Dans la position où se trouvait Rigaud, en juillet 1800, se soumettre à ce dernier agent et à T. Louverture, c’eût été de sa part une bassesse impardonnable ; et Rigaud avait trop de fierté, d’orgueil si l’on veut (l’orgueil est méritoire dans un tel cas), pour en commettre une semblable. Il brisa, et il devait briser cette vaillante épée[1] qui avait enlevé Léogane et Tiburon aux mains des Anglais, qui s’était montrée étincelante dans d’autres combats contre eux.

Il faut que la patrie ait un empire bien grand sur le cœur de l’homme, pour que Rigaud ait persévéré dans son attachement à la France ; car elle n’était plus digne de son amour, de son admiration.
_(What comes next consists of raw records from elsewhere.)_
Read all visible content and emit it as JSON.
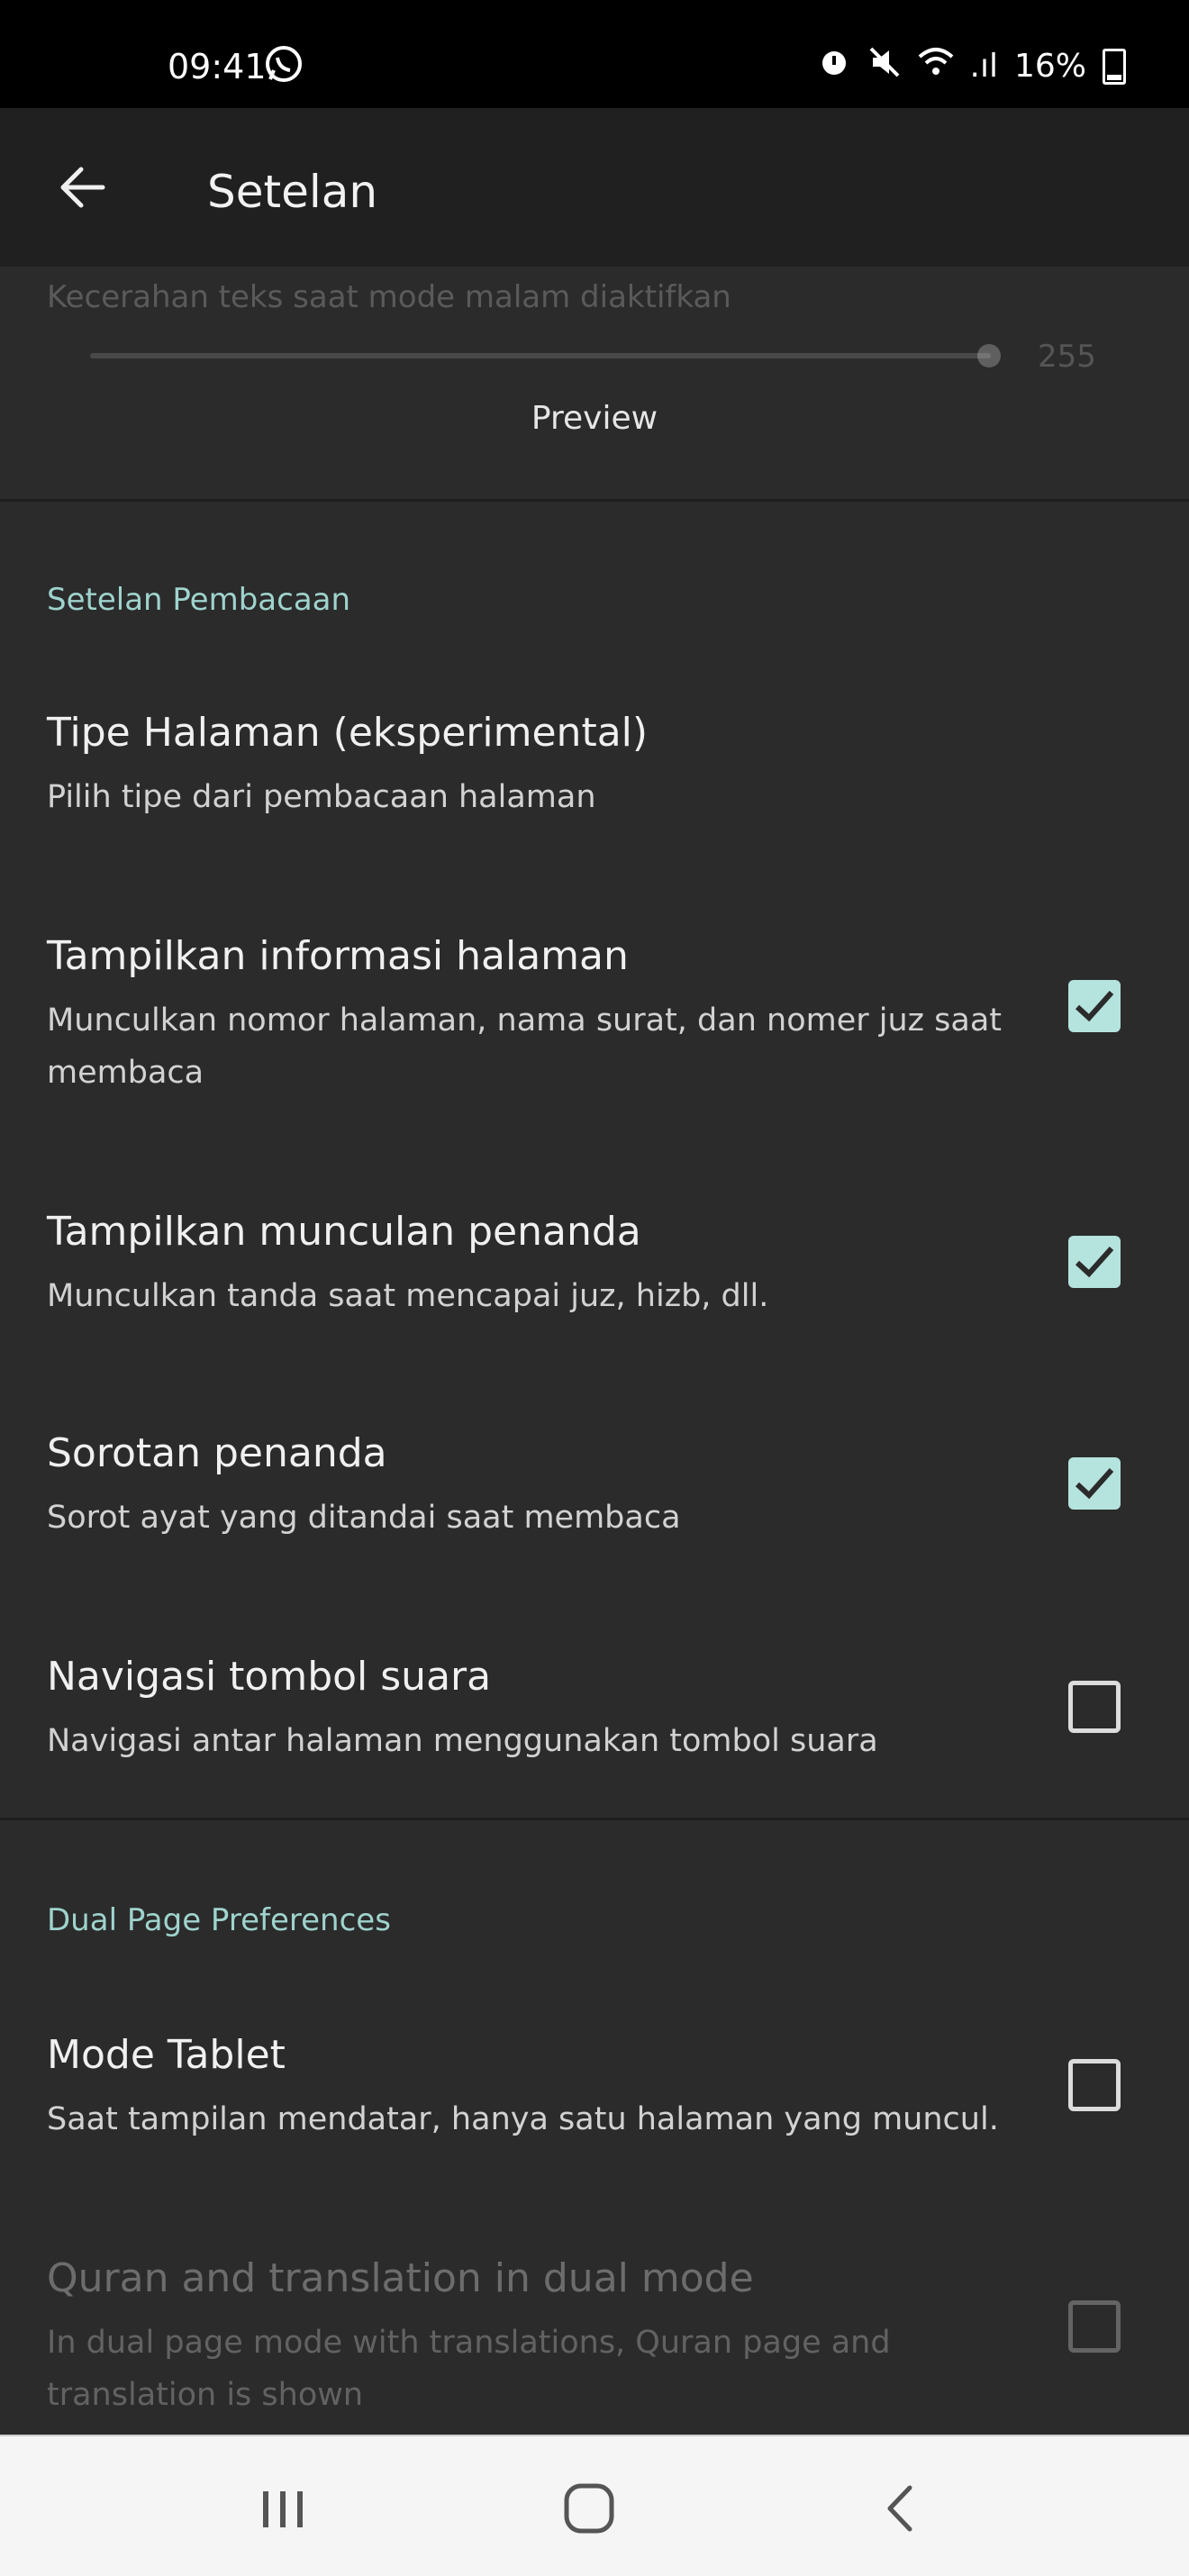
{
  "status": {
    "time": "09:41",
    "battery": "16%",
    "signal": ".ıl"
  },
  "appbar": {
    "title": "Setelan"
  },
  "night": {
    "brightness_label": "Kecerahan teks saat mode malam diaktifkan",
    "brightness_value": "255",
    "brightness_level": 1.0,
    "preview_label": "Preview"
  },
  "reading": {
    "header": "Setelan Pembacaan",
    "page_type": {
      "title": "Tipe Halaman (eksperimental)",
      "summary": "Pilih tipe dari pembacaan halaman"
    },
    "page_info": {
      "title": "Tampilkan informasi halaman",
      "summary": "Munculkan nomor halaman, nama surat, dan nomer juz saat membaca",
      "checked": true
    },
    "marker_popup": {
      "title": "Tampilkan munculan penanda",
      "summary": "Munculkan tanda saat mencapai juz, hizb, dll.",
      "checked": true
    },
    "marker_highlight": {
      "title": "Sorotan penanda",
      "summary": "Sorot ayat yang ditandai saat membaca",
      "checked": true
    },
    "volume_nav": {
      "title": "Navigasi tombol suara",
      "summary": "Navigasi antar halaman menggunakan tombol suara",
      "checked": false
    }
  },
  "dual": {
    "header": "Dual Page Preferences",
    "tablet_mode": {
      "title": "Mode Tablet",
      "summary": "Saat tampilan mendatar, hanya satu halaman yang muncul.",
      "checked": false
    },
    "dual_translation": {
      "title": "Quran and translation in dual mode",
      "summary": "In dual page mode with translations, Quran page and translation is shown",
      "checked": false
    }
  },
  "colors": {
    "accent": "#9fd3cd",
    "checkbox_on": "#b5e3dd",
    "background": "#2b2b2b",
    "appbar": "#202020"
  },
  "icons": {
    "back": "arrow-left-icon",
    "whatsapp": "whatsapp-icon",
    "alarm": "alarm-icon",
    "mute": "mute-icon",
    "wifi": "wifi-icon"
  }
}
Son gouvernement d’alors, comme tous ses prédécesseurs, entrant dans la dernière période des injustices qui devaient lui faire perdre Saint-Domingue, la France en devenait responsable, puisque les gouvernemens sont nécessairement identifiés avec leurs pays.

Car, remarquons-le, la France ne fut libérale, équitable, juste enfin envers les hommes de la race noire, que lorsque la grande voix du Peuple français se faisait entendre, dans l’assemblée législative, par l’organe de Brissot et

  1. « Rigaud,… que la politique du Directoire ne sut pas comprendre, comme elle ne sut pas deviner son rival ; Rigaud… resté jusqu’au dernier moment, fidèle à la métropole, dont la politique imbécile le forçait à briser sa vaillante épée… » (M. Lepelletier de Saint-Rémy, t, 1er p. 277.)

    Imbécile et perverse, tel fut le caractère de cette politique.